In her essay, “How It Feels to Be Colored Me,” Zora Neale Hurston recounts her experience of becoming a “colored” woman in a segregated society. She begins the essay by asserting her racial identity and her lack of circumstances that justify her skin color. She says that the only thing that makes her special is the fact that she is the only black woman in the United States who did not have a maternal grandfather who was not an Indian chief.
Hurston then describes her life in the Negro town of Eatonville, Florida. She notes that white people passed through the town but never lived there. She describes watching them from her favorite vantage point, the top of the gate. Hurston notes she was the first “welcome to our state” Florida resident (Hurston 3). Hurston says that to her, white people were different from colored people only in that they went through town and never lived there.
She notes that white people loved to listen to her “speak pieces” and gave her money, while colored people did not appreciate her cheerful mood (Hurston 4). Hurston also talks about the difference between her and her white neighbors. She says that she never has to sit next to a “brown specter” when she sits down to eat and that the game of saving what you have is never as exciting as the game of getting (Hurston 8).
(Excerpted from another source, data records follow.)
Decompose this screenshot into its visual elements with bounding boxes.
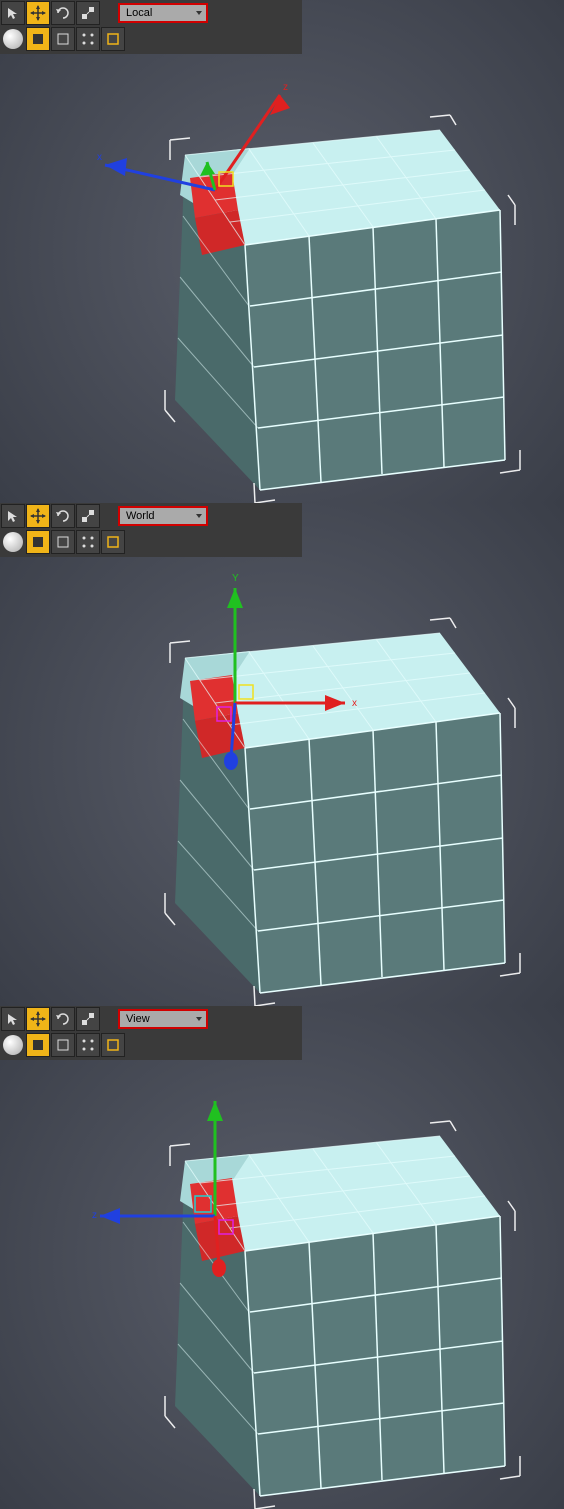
viewport-3d[interactable]: z — [0, 1006, 564, 1509]
axis-label-x: x — [352, 698, 357, 709]
move-tool-button[interactable] — [26, 1, 50, 25]
toolbar: World — [0, 503, 302, 557]
scale-tool-button[interactable] — [76, 1007, 100, 1031]
select-tool-button[interactable] — [1, 1, 25, 25]
face-select-button[interactable] — [26, 27, 50, 51]
viewport-panel-world: World — [0, 503, 564, 1006]
bbox-button[interactable] — [101, 27, 125, 51]
viewport-panel-local: Local — [0, 0, 564, 503]
orientation-dropdown[interactable]: Local — [118, 3, 208, 23]
bbox-button[interactable] — [101, 1033, 125, 1057]
face-select-button[interactable] — [26, 1033, 50, 1057]
move-tool-button[interactable] — [26, 504, 50, 528]
axis-label-z: z — [92, 1210, 97, 1221]
wire-select-button[interactable] — [51, 27, 75, 51]
chevron-down-icon — [196, 514, 202, 518]
axis-label-x: x — [97, 152, 102, 163]
rotate-tool-button[interactable] — [51, 1007, 75, 1031]
shading-sphere-icon[interactable] — [3, 29, 23, 49]
scale-tool-button[interactable] — [76, 1, 100, 25]
move-tool-button[interactable] — [26, 1007, 50, 1031]
select-tool-button[interactable] — [1, 1007, 25, 1031]
orientation-label: View — [126, 1013, 150, 1025]
chevron-down-icon — [196, 11, 202, 15]
orientation-label: Local — [126, 7, 152, 19]
toolbar: View — [0, 1006, 302, 1060]
vertex-select-button[interactable] — [76, 1033, 100, 1057]
bbox-button[interactable] — [101, 530, 125, 554]
rotate-tool-button[interactable] — [51, 1, 75, 25]
axis-label-y: Y — [232, 573, 239, 584]
scale-tool-button[interactable] — [76, 504, 100, 528]
orientation-label: World — [126, 510, 155, 522]
wire-select-button[interactable] — [51, 530, 75, 554]
vertex-select-button[interactable] — [76, 27, 100, 51]
wire-select-button[interactable] — [51, 1033, 75, 1057]
vertex-select-button[interactable] — [76, 530, 100, 554]
axis-label-z: z — [283, 82, 288, 93]
toolbar: Local — [0, 0, 302, 54]
rotate-tool-button[interactable] — [51, 504, 75, 528]
face-select-button[interactable] — [26, 530, 50, 554]
viewport-panel-view: View — [0, 1006, 564, 1509]
select-tool-button[interactable] — [1, 504, 25, 528]
orientation-dropdown[interactable]: World — [118, 506, 208, 526]
viewport-3d[interactable]: x z — [0, 0, 564, 503]
orientation-dropdown[interactable]: View — [118, 1009, 208, 1029]
chevron-down-icon — [196, 1017, 202, 1021]
shading-sphere-icon[interactable] — [3, 1035, 23, 1055]
viewport-3d[interactable]: Y x — [0, 503, 564, 1006]
shading-sphere-icon[interactable] — [3, 532, 23, 552]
Hurston’s essay clarifies her beliefs by detailing her experience of growing up as a “colored” woman in a segregated society. Crucially, she discusses how she ultimately accepts her race while refusing to let it limit or define her life. She talks about her strength and independence and how she doesn’t cry over the world but gets busy doing her own thing. Her essay also shows that she does not feel tragically colored and that her color does not define her life.
Specific words from her essay that reflect her ideology include, “No, I do not weep at the world—I am too busy sharpening my oyster knife” and “Slavery is the price I paid for civilization, and the choice was not with me. It is a bully adventure and worth all that I have paid through my ancestors for it” (Hurston 6, 7). These words show that she is not lamenting over her past but believes she has been given an excellent chance for glory.
Work Cited
Hurston, Zora Neale. How It Feels to Be Colored Me. Applewood Books, 2015.